Aos profissionais de grande admiração e apoio ao nosso
estudo, Antonio Carlos Argôllo, Olga, Benê, Luiz Antonio Cardoso.
Ao meu compadre, amigo e irmão tantas lutas e
conquistas, Jonathan Costa.
Aos meus amigos de faculdade, Glauco Santos, Luciana,
Giovanna, Sheyla, Alessandra, Vanessa, Virgínia, Glaucia, Matheus, Caíque,
Renan, Bruna, Felipe, Tiago, Adriano e demais, que tanto contribuíram para
estarmos aqui. Tenho orgulho de ter estudado com todos vocês.
E, aos grandes, Tom e Thereza Maia, que além de ícones
em nossa área, hoje podemos chamá-los de amigos.
Glauco Rodrigues
.
Aos meus amados e valorosos pais, Joana e Benedito,
inspiração e sustento na razão do meu viver, bem como toda minha família.

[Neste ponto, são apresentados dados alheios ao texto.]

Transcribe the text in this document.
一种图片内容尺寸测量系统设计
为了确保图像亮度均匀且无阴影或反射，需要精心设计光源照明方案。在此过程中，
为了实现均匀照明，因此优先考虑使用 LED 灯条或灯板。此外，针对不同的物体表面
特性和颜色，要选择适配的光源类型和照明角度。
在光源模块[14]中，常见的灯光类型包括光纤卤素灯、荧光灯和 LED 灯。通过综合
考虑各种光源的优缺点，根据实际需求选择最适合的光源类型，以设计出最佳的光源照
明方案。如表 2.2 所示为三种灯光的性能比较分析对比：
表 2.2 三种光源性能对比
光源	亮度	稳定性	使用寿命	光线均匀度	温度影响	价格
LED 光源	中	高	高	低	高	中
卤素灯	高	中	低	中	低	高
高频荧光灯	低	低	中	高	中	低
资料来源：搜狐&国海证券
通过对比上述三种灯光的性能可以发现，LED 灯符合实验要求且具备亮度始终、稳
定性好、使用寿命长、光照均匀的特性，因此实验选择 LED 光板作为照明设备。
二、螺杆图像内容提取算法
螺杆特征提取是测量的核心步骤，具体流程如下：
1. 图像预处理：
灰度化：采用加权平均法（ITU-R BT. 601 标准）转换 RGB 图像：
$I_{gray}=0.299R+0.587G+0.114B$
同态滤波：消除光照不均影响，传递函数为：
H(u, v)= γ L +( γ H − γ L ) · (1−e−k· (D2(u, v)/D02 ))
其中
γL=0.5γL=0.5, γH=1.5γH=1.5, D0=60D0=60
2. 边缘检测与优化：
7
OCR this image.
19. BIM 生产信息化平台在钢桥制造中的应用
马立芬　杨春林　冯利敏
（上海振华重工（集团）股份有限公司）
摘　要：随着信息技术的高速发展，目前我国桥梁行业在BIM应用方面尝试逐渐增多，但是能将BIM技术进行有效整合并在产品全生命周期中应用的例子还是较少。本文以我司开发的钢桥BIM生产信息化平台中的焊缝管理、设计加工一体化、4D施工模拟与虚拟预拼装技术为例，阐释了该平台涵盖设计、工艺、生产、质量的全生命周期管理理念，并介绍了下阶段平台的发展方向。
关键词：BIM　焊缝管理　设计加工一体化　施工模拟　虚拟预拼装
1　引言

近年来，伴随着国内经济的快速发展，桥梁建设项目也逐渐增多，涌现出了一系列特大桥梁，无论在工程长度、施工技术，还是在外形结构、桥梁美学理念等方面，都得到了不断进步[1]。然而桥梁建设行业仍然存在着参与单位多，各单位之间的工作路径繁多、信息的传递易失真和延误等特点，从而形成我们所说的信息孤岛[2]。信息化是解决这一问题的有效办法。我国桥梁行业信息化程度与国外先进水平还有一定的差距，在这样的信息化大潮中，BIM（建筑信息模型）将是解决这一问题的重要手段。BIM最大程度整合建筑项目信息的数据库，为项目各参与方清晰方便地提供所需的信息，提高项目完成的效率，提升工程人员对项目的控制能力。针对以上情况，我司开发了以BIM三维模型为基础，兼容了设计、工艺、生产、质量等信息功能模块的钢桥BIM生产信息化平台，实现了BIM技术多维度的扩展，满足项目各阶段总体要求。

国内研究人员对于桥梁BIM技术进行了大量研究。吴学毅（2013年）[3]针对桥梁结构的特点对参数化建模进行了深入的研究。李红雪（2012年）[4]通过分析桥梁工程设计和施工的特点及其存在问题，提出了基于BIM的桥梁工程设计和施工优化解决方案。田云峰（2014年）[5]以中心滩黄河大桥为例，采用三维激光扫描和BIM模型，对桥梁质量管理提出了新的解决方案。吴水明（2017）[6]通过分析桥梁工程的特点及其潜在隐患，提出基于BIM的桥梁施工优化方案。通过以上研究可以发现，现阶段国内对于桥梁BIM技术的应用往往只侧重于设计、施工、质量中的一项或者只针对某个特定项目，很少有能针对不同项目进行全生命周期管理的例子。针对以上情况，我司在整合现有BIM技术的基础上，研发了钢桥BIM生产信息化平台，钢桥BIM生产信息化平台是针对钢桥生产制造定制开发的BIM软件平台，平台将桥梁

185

À memória saudosa de Floripes, minha avó, mulher cuja
História de vida, complementou meu esforço e razão de ser um Historiador.
Ao querido amigo, irmão e compadre, Glauco Rodrigues,
companheiro de lutas e conquistas, bem como a querida comadre Alexandra, pelo
apoio inestimável para que todo o esforço se tonasse concreto.
Aos amigos valorosos que a vida me presenteou, como
Thaíse, Galvão, Stella, Vinicius, Geisa, Jéfit, Lilian, Claudia Serra, Jéferson
e Bruno, e a tantos outros que fazem parte da minha História de vida.
Aos amigos do curso de História, verdadeiros irmãos em
todos os momentos, onde encontramos verdadeiros exemplos de profissionais e de
seres humanos, como: Glauco Santos, Alessandra, Giovanna, Sheyla, Matheus,
Vanessa, Bruna, Luciana, Renan, Tiago, Adriano e todos os demais que conosco
deram animo para que tudo fosse possível.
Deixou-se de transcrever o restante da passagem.